This introductory and interdisciplinary training is designed for graduate students, university-affiliated academics, and other public scholars interested in doing community-based scholarship. The equivalent of a three-day intensive, this certificate provides scholars with a framework to re-imagine their work as fully rooted within community relationships and extending beyond the borders of traditional academia. Our goal is to help each scholar as they explore the expanding possibilities of what community-based scholarship looks like.

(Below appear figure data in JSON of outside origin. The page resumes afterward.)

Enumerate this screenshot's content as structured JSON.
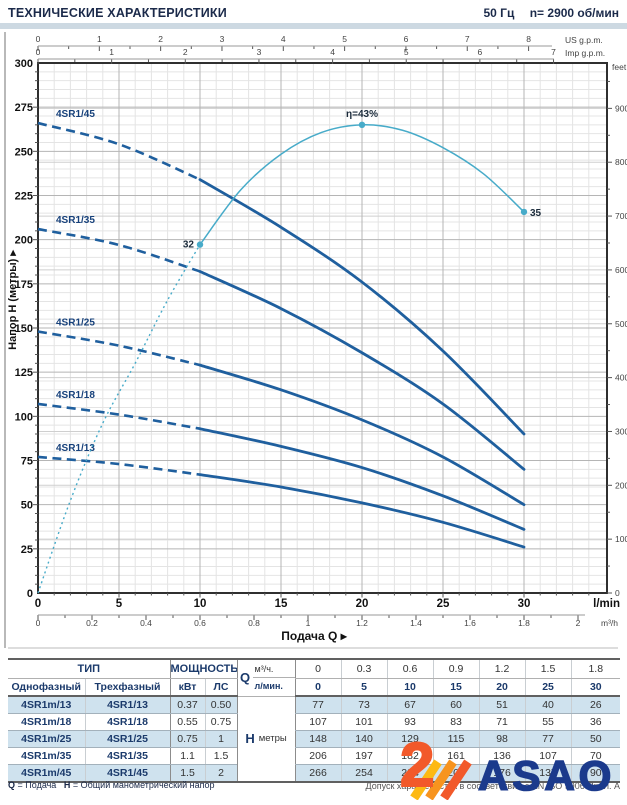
{
  "header": {
    "title": "ТЕХНИЧЕСКИЕ ХАРАКТЕРИСТИКИ",
    "frequency": "50 Гц",
    "speed": "n= 2900 об/мин"
  },
  "chart_data": {
    "type": "line",
    "xlabel": "Подача Q",
    "ylabel": "Напор H (метры)",
    "x_unit_primary": "l/min",
    "x_unit_secondary": "m³/h",
    "x_unit_top1": "US g.p.m.",
    "x_unit_top2": "Imp g.p.m.",
    "y_unit_right": "feet",
    "x_range_lmin": [
      0,
      35
    ],
    "y_range_m": [
      0,
      300
    ],
    "x_ticks_lmin": [
      0,
      5,
      10,
      15,
      20,
      25,
      30
    ],
    "x_ticks_m3h": [
      0,
      0.2,
      0.4,
      0.6,
      0.8,
      1,
      1.2,
      1.4,
      1.6,
      1.8,
      2
    ],
    "x_ticks_usgpm": [
      0,
      1,
      2,
      3,
      4,
      5,
      6,
      7,
      8
    ],
    "x_ticks_impgpm": [
      0,
      1,
      2,
      3,
      4,
      5,
      6,
      7
    ],
    "y_ticks_m": [
      0,
      25,
      50,
      75,
      100,
      125,
      150,
      175,
      200,
      225,
      250,
      275,
      300
    ],
    "y_ticks_feet": [
      0,
      100,
      200,
      300,
      400,
      500,
      600,
      700,
      800,
      900
    ],
    "q_lmin": [
      0,
      5,
      10,
      15,
      20,
      25,
      30
    ],
    "series": [
      {
        "name": "4SR1/13",
        "h_m": [
          77,
          73,
          67,
          60,
          51,
          40,
          26
        ]
      },
      {
        "name": "4SR1/18",
        "h_m": [
          107,
          101,
          93,
          83,
          71,
          55,
          36
        ]
      },
      {
        "name": "4SR1/25",
        "h_m": [
          148,
          140,
          129,
          115,
          98,
          77,
          50
        ]
      },
      {
        "name": "4SR1/35",
        "h_m": [
          206,
          197,
          182,
          161,
          136,
          107,
          70
        ]
      },
      {
        "name": "4SR1/45",
        "h_m": [
          266,
          254,
          234,
          207,
          176,
          137,
          90
        ]
      }
    ],
    "efficiency": {
      "q_lmin": [
        0,
        2,
        4,
        6,
        8,
        10,
        12.5,
        15,
        17.5,
        20,
        22.5,
        25,
        27.5,
        30
      ],
      "eta_pct": [
        0,
        8.5,
        15.6,
        21.1,
        26.9,
        32,
        37,
        40.3,
        42.3,
        43,
        42.5,
        40.9,
        38.5,
        35
      ],
      "meters_per_pct": 6.163,
      "labels": [
        {
          "q": 10,
          "text": "32"
        },
        {
          "q": 20,
          "text": "η=43%"
        },
        {
          "q": 30,
          "text": "35"
        }
      ]
    },
    "colors": {
      "pump_curve": "#1f5f9e",
      "efficiency_curve": "#47abc9",
      "grid_minor": "#e4e4e4",
      "grid_major": "#b5b5b5",
      "grid_feet": "#cfcfcf"
    }
  },
  "table": {
    "headers": {
      "type": "ТИП",
      "power": "МОЩНОСТЬ",
      "single": "Однофазный",
      "three": "Трехфазный",
      "kw": "кВт",
      "hp": "ЛС",
      "q": "Q",
      "m3h": "м³/ч.",
      "lmin": "л/мин.",
      "h": "H",
      "meters": "метры"
    },
    "q_m3h": [
      "0",
      "0.3",
      "0.6",
      "0.9",
      "1.2",
      "1.5",
      "1.8"
    ],
    "q_lmin": [
      "0",
      "5",
      "10",
      "15",
      "20",
      "25",
      "30"
    ],
    "rows": [
      {
        "single": "4SR1m/13",
        "three": "4SR1/13",
        "kw": "0.37",
        "hp": "0.50"
      },
      {
        "single": "4SR1m/18",
        "three": "4SR1/18",
        "kw": "0.55",
        "hp": "0.75"
      },
      {
        "single": "4SR1m/25",
        "three": "4SR1/25",
        "kw": "0.75",
        "hp": "1"
      },
      {
        "single": "4SR1m/35",
        "three": "4SR1/35",
        "kw": "1.1",
        "hp": "1.5"
      },
      {
        "single": "4SR1m/45",
        "three": "4SR1/45",
        "kw": "1.5",
        "hp": "2"
      }
    ]
  },
  "footer": {
    "q_label": "Q",
    "q_def": "= Подача",
    "h_label": "H",
    "h_def": "= Общий манометрический напор",
    "tolerance": "Допуск характеристик в соответствии с EN ISO 9906 Прил. A"
  },
  "logo": {
    "mark": "2",
    "text": "ASAO"
  }
}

Scholars—whether they are situated within the academy, nonprofit spaces, or other public-facing arenas—must expand their understanding of research and broaden their skill sets to include collaborative methodologies that prepare them for a wide range of potential scenarios. Each project reflects the complexities of its situated context, and there is no clear “how-to” manual for doing this work. This work requires scholars to reach beyond traditional academic training and enmesh themselves in a place, collaborate with the people who live there, and think creatively about what it means to do research.
Over the course of this training, we will rethink what a scholar looks like, both in and outside of academia. In addition to reviewing best practices, you will hear from a wide range of scholars as they share stories about the many hats they must wear to be successful at this work. This training is organized around five roles a scholar may navigate when doing community-based scholarship. We will discuss a scholar as a bridge builder, activist, community organizer, project manager, and storyteller. Upon completion, you will have the information and tools you need to initiate a collaborative project and take the next steps to form relationships with community partners.